Enrolment drop still on the books

Construction of a new Vernon secondary school and opening of new Coldstream Elementary school highlight 2011 Vernon School District year

The construction of a new Vernon secondary school, and the opening of the new Coldstream elementary school were just two of the highlights of a year filled with highs and lows for the Vernon School District.

In February, the provincial government indicated that the per student funding would rise to $8,357, although school districts were informed that the increase was not likely to meet the costs generated by inflation, declining enrolment and costs associated with the Ministry of Education’s personalized learning initiatives.

“Enrolment is still going down and it’s not expected to level out until about 2019,” said Turanski. “Hopefully, the decline will be less and less, but the economy being what it is, there aren’t the jobs here. We get a lot of retirees moving into the area, but that doesn’t help with enrolment.”

Current full-time equivalent enrolment sits at 8,329 students, 150 fewer than the previous year.

Meanwhile, the district is gearing up for the B.C. Winter Games scheduled for Feb. 23 and 24. Schools will be closed on both of those dates to accommodate game participants who will be using the school gyms as game venues and the classrooms as dormitories.

“To meet the ministry’s requirements for the number of days that classes must be in session, the school calendar was adjusted so that students’ Christmas break was reduced by two days, which will be made up by the closure next month.”

The district is moving closer to signing an Aboriginal Enhancement Agreement, a working agreement between a school district, aboriginal communities, and the ministry designed to enhance the educational achievement of aboriginal students. It establishes a partnership between aboriginal communities and school districts that involves shared decision-making and goal setting to meet the educational needs of aboriginal students.

In June, the teachers’ collective agreement expired, following contract talks that began in March, with teachers across the province beginning phase one of their job action in September.

So far, there has been little progress made in negotiations between teachers and the B.C. Public School Employers’ Association (BCPSEA).

“When negotiations began in March, I was optimistic, but we’ve now had four months to get some progress and it hasn’t happened,” said Turanski. “The problem is that we have two entrenched positions: the BCTF says it won’t accept the net-zero mandate, and the government says you will accept it.”

The provincial government implemented a net-zero wage increase for all negotiations with public sector employees between 2010 and 2012.

The job action still has teachers in the classroom but not providing student supervision in the morning or at recess, and not handling any type of administrative duties, including the issuing of formal report cards.

Teachers have expressed their disappointment at the district’s cancellation of recess, but Turanski said there is a lack of personnel to provide an adequate and safe level of student supervision.
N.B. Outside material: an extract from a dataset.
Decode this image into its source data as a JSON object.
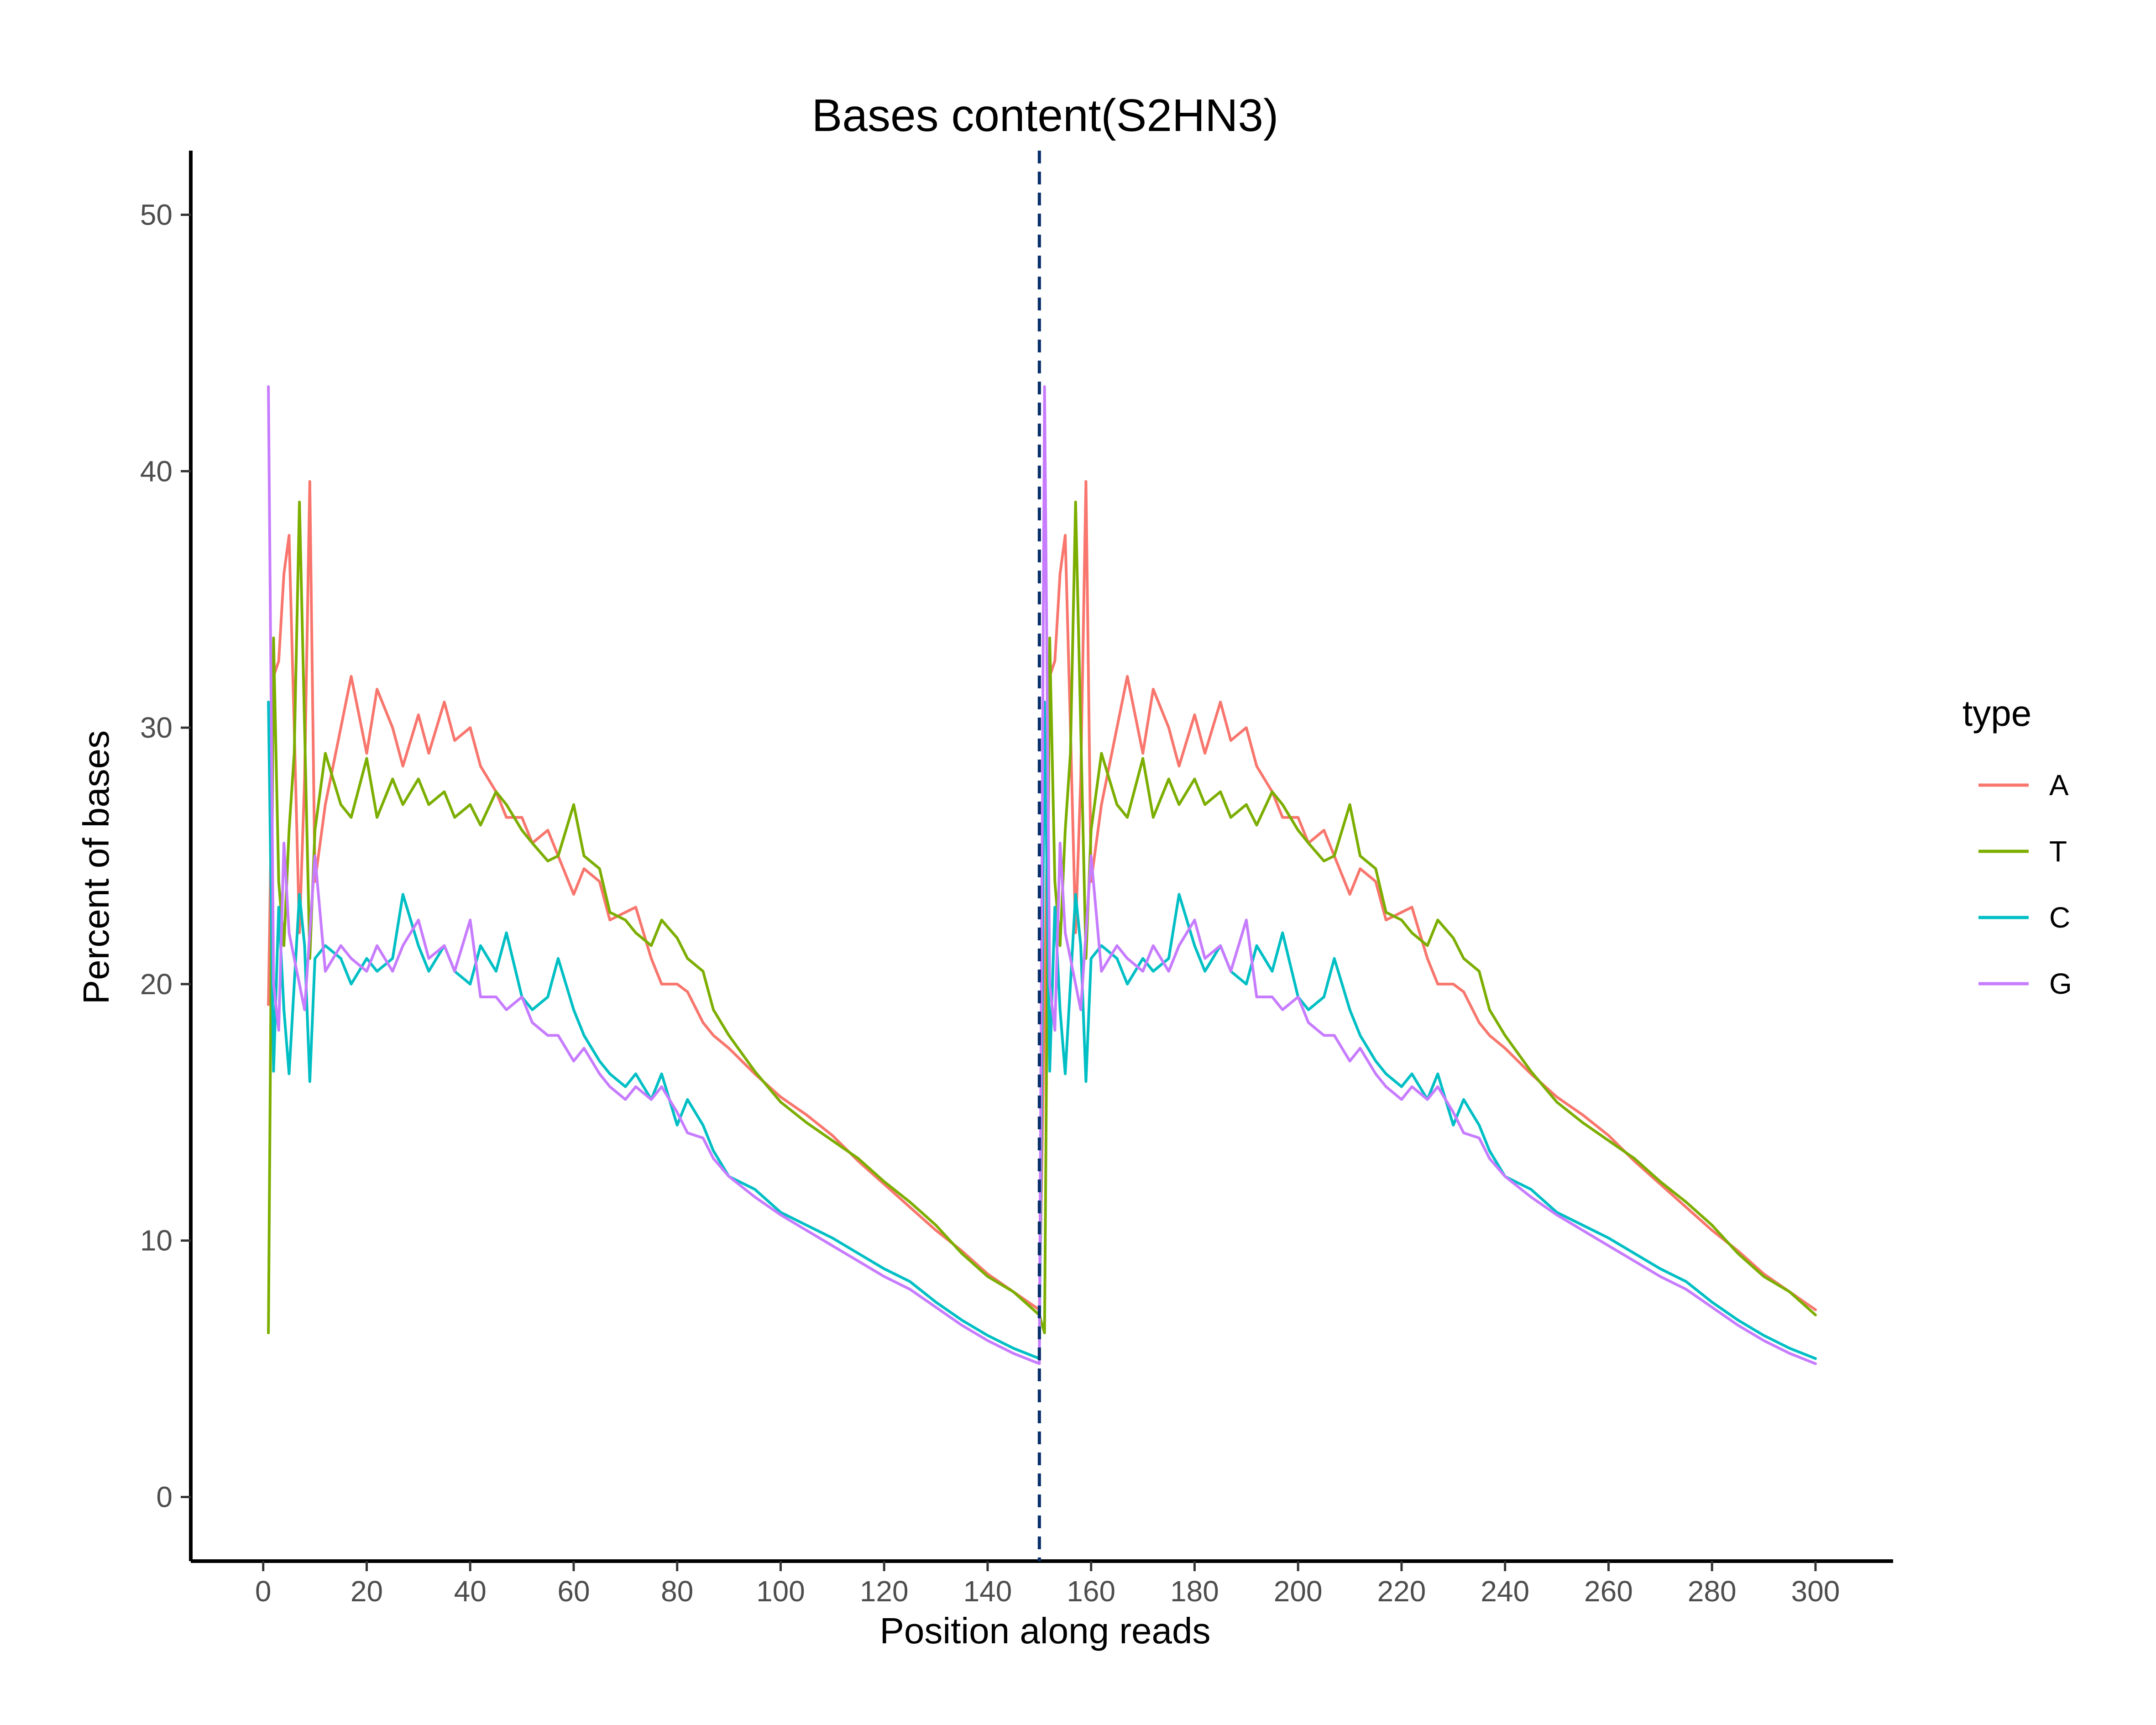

“You do the best you can, and we are faced with issues that we didn’t totally anticipate and we dealt with this as best that we could.

“With other districts, I think we’ll find that recess will be cancelled simply because the job action has gone on for so long, and people are getting burned out. The problem is that it’s not just 15 minutes for our administrative staff — if you have to travel to a school to supervise, the travel time and getting there a little bit early brings it to probably an hour, so it really interrupts the day.”

He said superintendent Bev Rundell is essentially the district’s CEO.

“She doesn’t have to run to the board every time a decision needs to be made. Her job is to make sure the district is running as effectively as possible, although she certainly consults with us on every major decision.”

Turanski said the restructuring of secondary education is an ongoing concern, with districts finding new ways to meet students’ needs while dealing with declining enrolment.

“I don’t know how it’s going to be done, but if it’s mandated, it must be done slowly because there is always a resistance to change, so how it is implemented is just as important as when.

“We may not always be able to offer a wide range of courses at every school, but if we have a certain course where we don’t have enough students at one school, we can bring in students from another, where we will transport them. We probably can’t offer them at every school, but we can maybe offer courses in one or two secondary schools.”

November saw the election to the board of five new trustees, with John Armstrong, Kelly Smith, Tami Ryder, Mitzi Fortin and Doris Squair joining incumbents Turanski and Mollie Bono.

“I feel it’s great to have a new perspective and we are looking forward to a good working relationship,” he said.

For Turanski, beginning his 19th year as a trustee is a continuation of the public education that has been part of his life since he started school at six years old. And attending sometimes three meetings in one day means it’s a full-time job for Turanski, but one he loves.

“I have enjoyed what I’m doing,” he said. “When I first retired (as principal) from BX, I lasted one year, before I needed to get back to work.”